At the time of my post, Merck & Co (NYSE: MRK) was trading around $34, but it has increased significantly since my previous post. I had actually bought the stock about a month earlier than my post. Although I usually don't disclose the full details of my stock transaction on my blog, I thought that it would be instructive to share the details of this trade. For my own reference, this post will serve as a record of a trade that I got right.

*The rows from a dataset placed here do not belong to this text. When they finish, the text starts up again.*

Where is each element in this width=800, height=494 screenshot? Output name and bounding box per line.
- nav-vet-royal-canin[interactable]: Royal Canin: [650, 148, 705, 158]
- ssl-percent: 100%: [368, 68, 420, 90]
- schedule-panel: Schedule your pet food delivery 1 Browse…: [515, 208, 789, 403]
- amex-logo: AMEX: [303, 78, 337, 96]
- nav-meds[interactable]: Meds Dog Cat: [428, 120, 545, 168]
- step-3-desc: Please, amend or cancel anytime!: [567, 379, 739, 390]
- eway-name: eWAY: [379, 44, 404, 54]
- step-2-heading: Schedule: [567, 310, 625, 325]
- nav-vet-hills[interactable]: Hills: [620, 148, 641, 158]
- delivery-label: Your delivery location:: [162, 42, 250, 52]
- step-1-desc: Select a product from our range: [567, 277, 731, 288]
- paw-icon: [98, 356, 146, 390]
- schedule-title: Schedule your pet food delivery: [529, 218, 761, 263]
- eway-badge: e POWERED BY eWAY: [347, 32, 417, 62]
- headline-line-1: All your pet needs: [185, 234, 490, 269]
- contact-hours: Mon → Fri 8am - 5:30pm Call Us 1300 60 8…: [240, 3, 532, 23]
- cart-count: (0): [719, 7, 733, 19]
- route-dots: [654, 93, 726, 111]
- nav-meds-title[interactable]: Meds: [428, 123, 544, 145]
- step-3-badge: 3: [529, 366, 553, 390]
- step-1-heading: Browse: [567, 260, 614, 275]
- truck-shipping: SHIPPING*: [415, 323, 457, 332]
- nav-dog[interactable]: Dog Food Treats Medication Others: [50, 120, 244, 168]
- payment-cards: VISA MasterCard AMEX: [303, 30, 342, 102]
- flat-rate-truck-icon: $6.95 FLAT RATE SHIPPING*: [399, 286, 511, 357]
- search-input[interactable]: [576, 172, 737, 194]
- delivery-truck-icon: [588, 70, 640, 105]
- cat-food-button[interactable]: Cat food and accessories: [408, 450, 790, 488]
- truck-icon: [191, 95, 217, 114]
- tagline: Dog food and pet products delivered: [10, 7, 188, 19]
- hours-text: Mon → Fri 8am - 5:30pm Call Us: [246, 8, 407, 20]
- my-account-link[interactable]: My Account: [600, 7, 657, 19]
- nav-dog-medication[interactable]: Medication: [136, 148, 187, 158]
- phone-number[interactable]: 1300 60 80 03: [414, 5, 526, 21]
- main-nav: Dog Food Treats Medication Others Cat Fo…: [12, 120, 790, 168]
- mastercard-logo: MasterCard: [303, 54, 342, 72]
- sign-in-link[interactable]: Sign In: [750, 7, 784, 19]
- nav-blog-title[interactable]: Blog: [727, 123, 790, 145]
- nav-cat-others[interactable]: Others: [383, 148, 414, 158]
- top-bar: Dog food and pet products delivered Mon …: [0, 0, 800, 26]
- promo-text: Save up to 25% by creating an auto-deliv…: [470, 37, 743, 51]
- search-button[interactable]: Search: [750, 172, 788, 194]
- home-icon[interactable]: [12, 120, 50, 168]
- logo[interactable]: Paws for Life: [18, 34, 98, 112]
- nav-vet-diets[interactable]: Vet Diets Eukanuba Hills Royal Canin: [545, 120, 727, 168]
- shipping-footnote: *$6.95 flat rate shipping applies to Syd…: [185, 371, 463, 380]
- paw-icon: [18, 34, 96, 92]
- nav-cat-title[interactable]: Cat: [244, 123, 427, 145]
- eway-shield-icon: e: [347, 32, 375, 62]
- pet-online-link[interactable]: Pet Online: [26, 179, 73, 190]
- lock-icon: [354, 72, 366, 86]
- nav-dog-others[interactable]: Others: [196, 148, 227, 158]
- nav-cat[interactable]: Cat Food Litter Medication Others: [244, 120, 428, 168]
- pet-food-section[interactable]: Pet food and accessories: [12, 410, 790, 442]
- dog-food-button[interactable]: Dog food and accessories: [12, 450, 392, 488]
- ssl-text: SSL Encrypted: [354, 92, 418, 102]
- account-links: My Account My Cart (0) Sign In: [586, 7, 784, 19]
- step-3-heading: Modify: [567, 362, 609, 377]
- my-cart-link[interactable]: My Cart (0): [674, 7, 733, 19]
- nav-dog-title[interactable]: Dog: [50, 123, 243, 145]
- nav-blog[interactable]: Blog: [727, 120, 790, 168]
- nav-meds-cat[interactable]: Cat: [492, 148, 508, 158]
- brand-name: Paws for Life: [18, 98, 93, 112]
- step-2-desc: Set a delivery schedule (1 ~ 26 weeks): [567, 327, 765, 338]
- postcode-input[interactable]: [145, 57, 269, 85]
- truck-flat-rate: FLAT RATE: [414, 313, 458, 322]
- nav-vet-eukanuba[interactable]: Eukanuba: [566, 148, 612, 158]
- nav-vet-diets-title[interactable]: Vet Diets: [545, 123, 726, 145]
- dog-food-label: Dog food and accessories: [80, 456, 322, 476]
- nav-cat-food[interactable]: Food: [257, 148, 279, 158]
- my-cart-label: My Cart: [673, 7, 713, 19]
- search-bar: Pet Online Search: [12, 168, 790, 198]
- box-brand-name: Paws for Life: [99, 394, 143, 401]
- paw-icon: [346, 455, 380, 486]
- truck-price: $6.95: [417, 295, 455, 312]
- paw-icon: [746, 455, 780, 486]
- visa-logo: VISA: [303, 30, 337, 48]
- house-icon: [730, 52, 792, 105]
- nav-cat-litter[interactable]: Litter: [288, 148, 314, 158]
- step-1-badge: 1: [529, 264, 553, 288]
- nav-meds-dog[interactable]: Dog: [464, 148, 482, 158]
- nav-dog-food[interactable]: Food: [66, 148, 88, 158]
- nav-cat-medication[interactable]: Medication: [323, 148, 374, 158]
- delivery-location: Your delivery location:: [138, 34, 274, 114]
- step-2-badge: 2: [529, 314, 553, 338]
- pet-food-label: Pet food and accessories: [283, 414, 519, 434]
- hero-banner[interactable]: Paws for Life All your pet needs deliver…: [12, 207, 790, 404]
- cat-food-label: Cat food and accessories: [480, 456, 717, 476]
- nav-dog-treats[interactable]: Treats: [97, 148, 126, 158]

Here is the summary of my trade: On 10/12/09, I bought 300 shares of MRK at 32.99. On 12/24/09, I sold 300 shares of MRK at 36.76. As I mentioned, the opening transaction was based on technical analysis done using Trade Triangles from MarketClub portion of the website. The closing transaction is due to a stop order that I placed after the stock started to move up. The idea behind a stop order is to protect gains from a potential decline in the stock price. However, volatility will sometimes cause one to be "stopped out" prematurely. That is one danger of placing a stop order.

On a percentage basis, this trade was not as successful as my investment in Bare Escentuals (NASDAQ: BARE ). Nevertheless, it still represents an 11.4% gain over the period. I don't usually compare my trades with the S&P 500 index, but I know that a lot of investors consider that to be an important measure of success. For the record, the S&P rose 4.6% over same period. The difference between my return and the S&P is 6.8%, and is referred to by some analysis as "alpha". There are entire websites that exist for the sole purpose of seeking positive alpha.

From a personal standpoint, I am always happy to rack up a good gain regardless of whether it generates a positive alpha. I also can't argue with success, and while I was at first very skeptical of technical analysis tools like Trade Triangles, I have had good success with, so I intend to continue using this technique in my investing.